Today, the sugaring industry in Canada and parts of the American Northeast is worth over 500 million dollars. Maple syrup is a staple at breakfast tables across North America and a source of cultural pride embodied by the pointed maple leaf blazing red on the Canadian flag. But the abundance that we’ve grown accustomed to is once again being threatened. As the world became more dependent on petroleum, global warming began to limit the range and productivity of the sugar maple. The flow of usable sap only happens in a narrow window of temperatures, which has brought the syrup farming range from the 40th up to the 42nd parallel since the 1950s. Coniferous forests out-compete the maple from the north, preventing the upward movement of its range. Additionally, the tapping time window has become more unpredictable. The buds sprout before the sap even has time to start running, depleting it of sugar and turning it bitter. While there are methods of addressing this impending maple crisis that would allow the sugaring industry to produce the same kinds of syrup in the same quantities in the short-term, these solutions would fail in the long-term or do serious, avoidable ecological damage. Instead, the sugaring industry must produce a more diverse array of syrups and in smaller quantities, as well as turn away from invasive extraction methods. 

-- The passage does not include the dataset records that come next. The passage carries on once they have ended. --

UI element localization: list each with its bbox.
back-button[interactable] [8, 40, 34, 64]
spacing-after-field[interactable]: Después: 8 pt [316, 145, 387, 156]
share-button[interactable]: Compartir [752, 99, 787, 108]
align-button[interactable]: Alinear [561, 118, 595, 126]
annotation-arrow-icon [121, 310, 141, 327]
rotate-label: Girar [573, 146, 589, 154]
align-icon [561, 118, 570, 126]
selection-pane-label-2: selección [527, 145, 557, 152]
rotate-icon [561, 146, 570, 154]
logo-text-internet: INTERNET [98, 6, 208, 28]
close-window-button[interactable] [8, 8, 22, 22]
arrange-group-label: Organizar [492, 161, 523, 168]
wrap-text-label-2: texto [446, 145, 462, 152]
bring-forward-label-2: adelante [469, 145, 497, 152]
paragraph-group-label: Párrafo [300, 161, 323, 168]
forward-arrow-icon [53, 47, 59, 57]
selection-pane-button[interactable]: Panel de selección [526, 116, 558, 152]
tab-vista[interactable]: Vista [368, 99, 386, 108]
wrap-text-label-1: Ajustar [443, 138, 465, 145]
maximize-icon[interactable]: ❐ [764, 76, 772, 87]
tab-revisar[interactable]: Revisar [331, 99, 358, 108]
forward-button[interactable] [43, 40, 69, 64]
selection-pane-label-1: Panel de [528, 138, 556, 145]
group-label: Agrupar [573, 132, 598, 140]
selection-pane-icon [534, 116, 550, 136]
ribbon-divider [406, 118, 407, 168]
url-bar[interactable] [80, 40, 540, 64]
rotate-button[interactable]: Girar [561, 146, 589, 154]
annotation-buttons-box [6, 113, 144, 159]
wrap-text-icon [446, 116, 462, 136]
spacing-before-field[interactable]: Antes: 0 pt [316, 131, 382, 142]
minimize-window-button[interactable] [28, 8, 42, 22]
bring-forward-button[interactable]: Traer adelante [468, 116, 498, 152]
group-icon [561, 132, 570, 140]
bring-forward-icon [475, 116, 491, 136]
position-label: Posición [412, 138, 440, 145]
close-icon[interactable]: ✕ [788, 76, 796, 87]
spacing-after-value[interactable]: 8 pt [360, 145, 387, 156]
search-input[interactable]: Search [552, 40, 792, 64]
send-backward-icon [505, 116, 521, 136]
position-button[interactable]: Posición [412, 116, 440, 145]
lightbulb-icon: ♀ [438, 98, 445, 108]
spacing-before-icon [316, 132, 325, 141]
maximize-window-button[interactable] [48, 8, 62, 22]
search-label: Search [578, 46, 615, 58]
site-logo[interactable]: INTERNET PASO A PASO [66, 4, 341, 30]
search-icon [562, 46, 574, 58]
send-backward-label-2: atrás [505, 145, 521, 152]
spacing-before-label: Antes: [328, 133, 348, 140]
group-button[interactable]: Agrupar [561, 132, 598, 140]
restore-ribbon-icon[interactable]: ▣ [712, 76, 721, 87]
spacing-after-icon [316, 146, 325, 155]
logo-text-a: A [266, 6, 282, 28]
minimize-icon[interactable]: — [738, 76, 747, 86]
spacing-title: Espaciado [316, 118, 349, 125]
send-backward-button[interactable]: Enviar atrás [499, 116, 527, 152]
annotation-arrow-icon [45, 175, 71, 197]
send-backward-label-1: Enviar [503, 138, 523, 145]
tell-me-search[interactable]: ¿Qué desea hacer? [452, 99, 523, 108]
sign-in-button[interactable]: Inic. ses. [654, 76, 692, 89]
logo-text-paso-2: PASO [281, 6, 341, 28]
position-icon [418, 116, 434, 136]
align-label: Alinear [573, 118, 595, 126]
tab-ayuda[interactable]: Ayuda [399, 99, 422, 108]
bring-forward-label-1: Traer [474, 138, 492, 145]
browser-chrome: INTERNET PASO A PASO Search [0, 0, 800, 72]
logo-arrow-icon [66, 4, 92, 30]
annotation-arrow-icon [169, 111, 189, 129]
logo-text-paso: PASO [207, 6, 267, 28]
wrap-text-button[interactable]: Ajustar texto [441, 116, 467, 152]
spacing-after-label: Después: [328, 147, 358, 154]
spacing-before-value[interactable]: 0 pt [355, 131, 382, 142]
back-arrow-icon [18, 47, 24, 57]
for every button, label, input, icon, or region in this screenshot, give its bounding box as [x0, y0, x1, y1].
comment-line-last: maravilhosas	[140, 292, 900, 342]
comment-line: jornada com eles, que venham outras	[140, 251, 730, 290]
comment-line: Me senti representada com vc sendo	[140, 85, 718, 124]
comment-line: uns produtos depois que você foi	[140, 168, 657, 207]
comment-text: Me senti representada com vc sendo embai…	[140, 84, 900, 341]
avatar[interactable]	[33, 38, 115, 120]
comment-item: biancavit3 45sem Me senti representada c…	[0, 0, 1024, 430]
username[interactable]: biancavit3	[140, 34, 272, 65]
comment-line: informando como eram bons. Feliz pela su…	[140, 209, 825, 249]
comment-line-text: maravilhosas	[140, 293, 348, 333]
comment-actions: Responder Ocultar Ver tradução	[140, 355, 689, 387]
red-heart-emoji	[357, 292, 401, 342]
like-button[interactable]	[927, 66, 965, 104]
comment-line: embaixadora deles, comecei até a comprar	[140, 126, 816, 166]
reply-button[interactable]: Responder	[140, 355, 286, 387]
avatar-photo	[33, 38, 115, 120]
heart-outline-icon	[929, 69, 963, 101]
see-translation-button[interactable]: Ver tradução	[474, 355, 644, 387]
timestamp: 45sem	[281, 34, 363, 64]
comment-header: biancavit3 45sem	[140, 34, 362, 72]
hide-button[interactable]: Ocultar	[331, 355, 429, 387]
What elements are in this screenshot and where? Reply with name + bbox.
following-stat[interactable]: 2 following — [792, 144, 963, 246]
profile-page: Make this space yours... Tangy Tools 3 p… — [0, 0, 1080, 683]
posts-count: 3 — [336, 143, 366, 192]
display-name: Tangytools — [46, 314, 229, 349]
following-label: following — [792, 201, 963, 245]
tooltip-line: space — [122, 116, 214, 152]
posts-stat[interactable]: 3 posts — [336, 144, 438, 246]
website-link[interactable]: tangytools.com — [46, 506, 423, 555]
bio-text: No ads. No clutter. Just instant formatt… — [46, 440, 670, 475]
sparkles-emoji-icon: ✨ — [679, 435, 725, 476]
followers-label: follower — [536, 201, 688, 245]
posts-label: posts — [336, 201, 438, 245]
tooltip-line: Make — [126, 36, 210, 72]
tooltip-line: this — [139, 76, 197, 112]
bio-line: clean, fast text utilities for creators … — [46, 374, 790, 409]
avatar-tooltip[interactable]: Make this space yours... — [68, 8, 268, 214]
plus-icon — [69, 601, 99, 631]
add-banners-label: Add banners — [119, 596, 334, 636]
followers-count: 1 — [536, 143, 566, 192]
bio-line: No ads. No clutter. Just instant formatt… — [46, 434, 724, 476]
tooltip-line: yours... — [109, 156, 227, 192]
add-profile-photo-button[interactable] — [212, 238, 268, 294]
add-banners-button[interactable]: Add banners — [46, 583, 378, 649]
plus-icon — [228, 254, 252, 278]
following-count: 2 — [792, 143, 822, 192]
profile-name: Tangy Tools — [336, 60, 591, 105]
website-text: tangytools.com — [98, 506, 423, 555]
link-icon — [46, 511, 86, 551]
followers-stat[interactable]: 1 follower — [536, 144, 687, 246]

Many of the measures sugar corporations are taking to save syrup production may entirely exhaust sugar maple ecosystems and thereby undermine the industry’s long-term viability. According to the University of Vermont, large tapping operations are able to afford pumps and centralized tubing that allow them to extract sap as early as December and January, insulating them from the shifting seasons. However, this early extraction process puts stress on the maple trees, depleting them of nutrients in the winter months and drastically decreasing the longevity of the sugar bush. This strategy, then–trying to maximize the productivity of currently existing maple trees–is a short-term solution to a long-term problem.

Once the trees have been exhausted, the shortage will not be apparent in the short term – Quebec holds around five years’ worth of syrup, or 94,000 barrels, in the national reserve. But even this resource has been repeatedly held under threat. During the Great Canadian Maple Syrup Heist of 2011-2012, $18 million worth of syrup were intercepted and sold to American farms. The reserve is once again being depleted after a 19% increase in exports since the pandemic and a steady decrease in supply – the Canadian government holds only 7% of the syrup it had in 2020. This means that we are close to the point of consumers having to reckon with the disappearance of the product – with rising prices, maple syrup may lose its cultural prevalence. 

To not drive maple sugar into extinction, we must reduce our maple syrup consumption. One option is to start tapping other trees. David Moore of the University of New Hampshire has studied syrups made from birches, Norway maples, sycamores, and other species, but was skeptical of their effect on the market:“People who really enjoy pure maple syrup find out that syrup can be produced from different trees and that these different syrups have new flavors, and they get excited to try them.” Introducing a more diverse syrup market will not necessarily stop people from consuming maple syrup. However, straying away from monocultures will be much easier on the land. 

Sugaring is a complex process that requires healthy ecosystems much more than the production of soy or corn. It requires a symbiotic relationship between us and the trees. Therefore, we need to take on a holistic, more flexible outlook to prevent the maple’s disappearance in the face of climate change. Combining adaptive agriculture with reduced consumption is the only way of guaranteeing that our grandchildren will be able to enjoy maple syrup.